MANILA, Philippines - With the first poll automation this May, vice-presidential candidate Loren Legarda (NP-NPC) expressed fears yesterday over possible poll fraud.
During The STAR’s vice presidential series, Legarda admitted that it would be a big challenge for her and the Nacionalista Party, led by running mate Sen. Manuel Villar, to protect their votes.
Legarda, who decried poll fraud in the 2004 elections, noted the contrast in the manual and automated elections, making it hard to detect poll manipulations in May.
“I can’t use the lessons learned in 2004 now because it’s computerized. One cannot imagine how to fight the fraud in computerized elections,” she said.
She called for vigilance to help protect their votes and ensure the victory of the entire NP slate in the elections.
“The challenge is that the preparedness in vigilance and guarding your votes is different in 2004 when it was still manual voting. So I don’t know how to guard my votes, I let my people in the party and Manny to help protect our votes together,” she said.
Legarda, who has gone through four national elections as senator and then vice president in 2004 and this year, noted that election now is “more expensive because my rivals have more resources than I do.”
She noted that her main rival, Sen. Manuel Roxas II, has spent a billion pesos in political advertisements for the past two years when he started gearing up for the presidency.
She said she decided to run for vice-president because she thinks she can do more to help the Filipino people.
“Why am I running for vice? At 50, there is not much more I would want in life. God has been good to me. While I have made mistakes, I also had triumphs. While I had many sad moments, I also had many blessings. I believe I can do much as vice-president for now and help my president.”

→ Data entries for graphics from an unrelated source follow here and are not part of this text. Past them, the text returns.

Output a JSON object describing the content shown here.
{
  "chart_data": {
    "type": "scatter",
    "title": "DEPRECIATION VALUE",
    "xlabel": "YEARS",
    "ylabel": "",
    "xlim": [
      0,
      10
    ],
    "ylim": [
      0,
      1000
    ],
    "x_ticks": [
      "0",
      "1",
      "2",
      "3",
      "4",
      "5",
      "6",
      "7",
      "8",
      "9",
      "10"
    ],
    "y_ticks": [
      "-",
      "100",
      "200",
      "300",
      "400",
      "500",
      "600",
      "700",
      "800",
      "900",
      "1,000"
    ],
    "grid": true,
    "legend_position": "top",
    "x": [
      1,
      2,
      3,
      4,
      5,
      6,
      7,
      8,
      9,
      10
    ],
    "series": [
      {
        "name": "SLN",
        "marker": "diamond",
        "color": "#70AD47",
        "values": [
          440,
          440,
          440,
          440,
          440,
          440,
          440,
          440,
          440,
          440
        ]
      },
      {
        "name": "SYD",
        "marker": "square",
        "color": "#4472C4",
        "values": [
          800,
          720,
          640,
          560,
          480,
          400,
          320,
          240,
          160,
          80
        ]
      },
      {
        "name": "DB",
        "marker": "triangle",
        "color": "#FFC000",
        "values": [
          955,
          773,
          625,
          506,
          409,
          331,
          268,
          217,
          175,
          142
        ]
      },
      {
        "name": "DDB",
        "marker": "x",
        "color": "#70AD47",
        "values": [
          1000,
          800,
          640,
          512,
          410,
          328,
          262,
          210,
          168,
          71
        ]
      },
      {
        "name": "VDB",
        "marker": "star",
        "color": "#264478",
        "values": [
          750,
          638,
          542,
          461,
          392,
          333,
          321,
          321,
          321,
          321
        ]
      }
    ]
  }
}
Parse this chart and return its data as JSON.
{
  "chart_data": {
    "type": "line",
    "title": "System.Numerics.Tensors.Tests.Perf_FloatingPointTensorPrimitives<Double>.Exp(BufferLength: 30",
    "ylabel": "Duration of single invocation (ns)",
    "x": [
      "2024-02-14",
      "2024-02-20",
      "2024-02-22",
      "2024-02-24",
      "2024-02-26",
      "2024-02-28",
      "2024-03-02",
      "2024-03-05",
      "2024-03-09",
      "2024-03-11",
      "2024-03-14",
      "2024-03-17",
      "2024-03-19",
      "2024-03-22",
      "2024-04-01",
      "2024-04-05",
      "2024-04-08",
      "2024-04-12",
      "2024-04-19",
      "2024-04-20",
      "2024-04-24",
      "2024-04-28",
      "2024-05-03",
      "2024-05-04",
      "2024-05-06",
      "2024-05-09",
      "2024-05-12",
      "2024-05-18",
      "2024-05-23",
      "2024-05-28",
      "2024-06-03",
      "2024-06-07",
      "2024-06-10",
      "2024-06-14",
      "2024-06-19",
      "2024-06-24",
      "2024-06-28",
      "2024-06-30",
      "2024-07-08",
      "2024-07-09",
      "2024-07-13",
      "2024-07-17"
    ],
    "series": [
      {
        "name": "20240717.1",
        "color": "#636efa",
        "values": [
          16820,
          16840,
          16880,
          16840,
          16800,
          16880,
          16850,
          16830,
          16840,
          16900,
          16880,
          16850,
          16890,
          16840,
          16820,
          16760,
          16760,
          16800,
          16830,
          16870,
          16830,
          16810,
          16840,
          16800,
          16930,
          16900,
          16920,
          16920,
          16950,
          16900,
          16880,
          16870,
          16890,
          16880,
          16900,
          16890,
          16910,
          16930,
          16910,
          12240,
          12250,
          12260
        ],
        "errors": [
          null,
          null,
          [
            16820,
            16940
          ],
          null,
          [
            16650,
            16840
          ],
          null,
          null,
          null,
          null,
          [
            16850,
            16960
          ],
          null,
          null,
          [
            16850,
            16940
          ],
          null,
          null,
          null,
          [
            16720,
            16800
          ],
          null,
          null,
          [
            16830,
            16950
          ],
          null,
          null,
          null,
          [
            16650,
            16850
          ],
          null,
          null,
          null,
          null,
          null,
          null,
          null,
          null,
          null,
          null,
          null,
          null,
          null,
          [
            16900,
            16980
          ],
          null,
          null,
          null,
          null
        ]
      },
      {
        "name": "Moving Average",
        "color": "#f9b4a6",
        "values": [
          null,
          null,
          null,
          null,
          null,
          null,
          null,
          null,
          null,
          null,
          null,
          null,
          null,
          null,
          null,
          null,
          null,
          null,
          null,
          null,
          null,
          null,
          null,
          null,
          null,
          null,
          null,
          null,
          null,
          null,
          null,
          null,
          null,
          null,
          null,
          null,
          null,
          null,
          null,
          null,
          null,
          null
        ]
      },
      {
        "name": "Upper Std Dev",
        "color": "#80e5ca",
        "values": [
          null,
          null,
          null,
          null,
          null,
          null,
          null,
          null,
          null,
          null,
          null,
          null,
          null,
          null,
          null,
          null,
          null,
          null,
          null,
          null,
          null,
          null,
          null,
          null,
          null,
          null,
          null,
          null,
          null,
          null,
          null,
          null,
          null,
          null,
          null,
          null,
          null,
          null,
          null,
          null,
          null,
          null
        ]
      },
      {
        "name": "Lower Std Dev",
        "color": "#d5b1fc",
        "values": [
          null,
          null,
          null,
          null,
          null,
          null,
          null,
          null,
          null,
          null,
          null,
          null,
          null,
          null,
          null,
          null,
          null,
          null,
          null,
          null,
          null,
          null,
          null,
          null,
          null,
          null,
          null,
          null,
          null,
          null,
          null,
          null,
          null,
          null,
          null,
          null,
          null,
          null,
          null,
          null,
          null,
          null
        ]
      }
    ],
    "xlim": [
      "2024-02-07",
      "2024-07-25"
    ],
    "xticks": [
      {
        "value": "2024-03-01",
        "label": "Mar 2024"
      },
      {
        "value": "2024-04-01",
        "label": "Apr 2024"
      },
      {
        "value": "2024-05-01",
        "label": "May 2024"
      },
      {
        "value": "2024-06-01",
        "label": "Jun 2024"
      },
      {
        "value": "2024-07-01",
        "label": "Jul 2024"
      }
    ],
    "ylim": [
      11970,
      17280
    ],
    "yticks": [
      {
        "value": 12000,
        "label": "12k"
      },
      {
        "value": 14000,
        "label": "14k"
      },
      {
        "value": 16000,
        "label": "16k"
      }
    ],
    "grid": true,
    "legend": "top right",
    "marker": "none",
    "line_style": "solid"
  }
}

She said she would still continue her United Nations assignment for disaster risk reduction and climate change adaptation even if she becomes vice-president.
Defending Villar
Shrugging off criticisms of her sudden decision to run with Villar, Legarda said she was left with no running mate when Sen. Francis Escudero suddenly dropped from the presidential race. Legarda and Escudero were being groomed then by the Nationalist People’s Coalition as running mates.
“In 1995, I did not know Manny Villar from Adam, yet I choose him as one of the 10 most admired Filipinos of that year. I admired him from a distance because I read about him in a foreign magazine as the brown taipan,” she said, recalling her stint with “Inside Story,” a public affairs program with ABS-CBN.
She said Villar’s rag to riches story got her interested even then.
Believing that Villar would win the elections, Legarda defended her vote against Villar during a coup in the Senate in the November 2007.
“I am the 14th person that Manny approached to get my vote for the Senate President. And I told him I committed my vote for Nene (Pimentel), he is also a good man and a colleague,” she explained.
“When you don’t vote for a colleague, it does not mean you don’t like him or you hate him. That’s the dynamics in the Senate, you don’t always vote together.”
“It’s not an ouster, but as I said, when you vote for another colleague, it does not mean he is your enemy. We don’t take things personally.”
On Erap
In her role in the impeachment move against former President Joseph Estrada, Legarda said she would have wanted that the process led to a fair judgment.
“On hindsight now, the process should have commenced. We should have allowed the defense to present its case and there should have been a verdict so there was a fair judgment and a fair court,” she said.